Let's make no mistake, there are already people out there claiming they can do these things, or that LLMs will be able to do these things, I do not believe such claims without the accompanying translation validation. Verifiability is the limit, even if LLM capabilities increase a 1000x from today, it is impossible to trust that a change in your machine executable would fit your intent, or that you could even specify such changes in many cases. "Machine go brrr" is not the specification we should be using, tests and measurements with concrete results are.
The bottleneck of these approaches today are not just LLMs being unable to apply such changes, but also the fact that random testing still has a long way to go. The translations I mentioned rely on fast feedback loops to be operational, while getting the fuzzers to generate complex inputs are still research projects. Catching concurrency bugs is still a relatively developing area, building testing targets for comparing functions or programs across languages is non-trivial, deterministic simulation testing is here to stay, but it's history is a very short one with a few promising companies pushing it through. Programming languages are as impure as they come, hurting the testability at all costs, as much as possible, although functional programming community as well as effect systems are pushing for explicit impurity, I am not sure how to test two unordered hash maps in two languages acting with the same characteristics.

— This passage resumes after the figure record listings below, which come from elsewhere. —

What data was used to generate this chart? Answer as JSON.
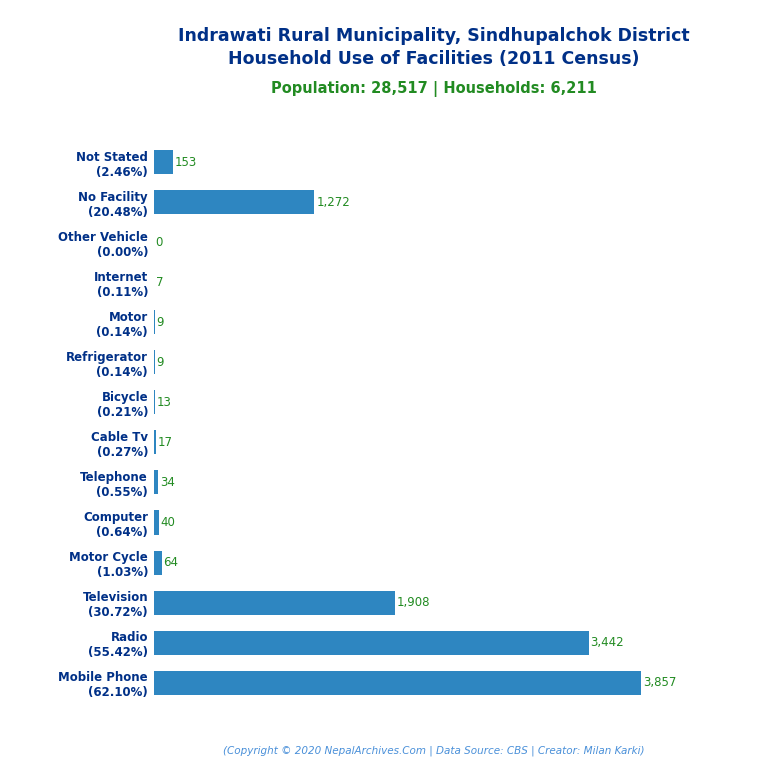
{
  "title_line1": "Indrawati Rural Municipality, Sindhupalchok District",
  "title_line2": "Household Use of Facilities (2011 Census)",
  "subtitle": "Population: 28,517 | Households: 6,211",
  "footer": "(Copyright © 2020 NepalArchives.Com | Data Source: CBS | Creator: Milan Karki)",
  "categories": [
    "Not Stated\n(2.46%)",
    "No Facility\n(20.48%)",
    "Other Vehicle\n(0.00%)",
    "Internet\n(0.11%)",
    "Motor\n(0.14%)",
    "Refrigerator\n(0.14%)",
    "Bicycle\n(0.21%)",
    "Cable Tv\n(0.27%)",
    "Telephone\n(0.55%)",
    "Computer\n(0.64%)",
    "Motor Cycle\n(1.03%)",
    "Television\n(30.72%)",
    "Radio\n(55.42%)",
    "Mobile Phone\n(62.10%)"
  ],
  "values": [
    153,
    1272,
    0,
    7,
    9,
    9,
    13,
    17,
    34,
    40,
    64,
    1908,
    3442,
    3857
  ],
  "bar_color": "#2E86C1",
  "title_color": "#003087",
  "subtitle_color": "#228B22",
  "label_color": "#003087",
  "value_color": "#228B22",
  "footer_color": "#4A90D9",
  "background_color": "#FFFFFF",
  "title_fontsize": 12.5,
  "subtitle_fontsize": 10.5,
  "label_fontsize": 8.5,
  "value_fontsize": 8.5,
  "footer_fontsize": 7.5
}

Let me tie the two parts of the article as I finish. Although all abstractions are leaky, the measure of an abstraction is its testability. If we can test some behavior, we can guarantee it. Such guarantees allow us to look beneath the abstraction and break it while keeping the guaranteed behavior intact. I hypothesize that given sufficient improvements in random testing, this break the abstraction, optimize what you can observe has the potential to become a major appraoch in optimizing programs and being a centerpiece of programming.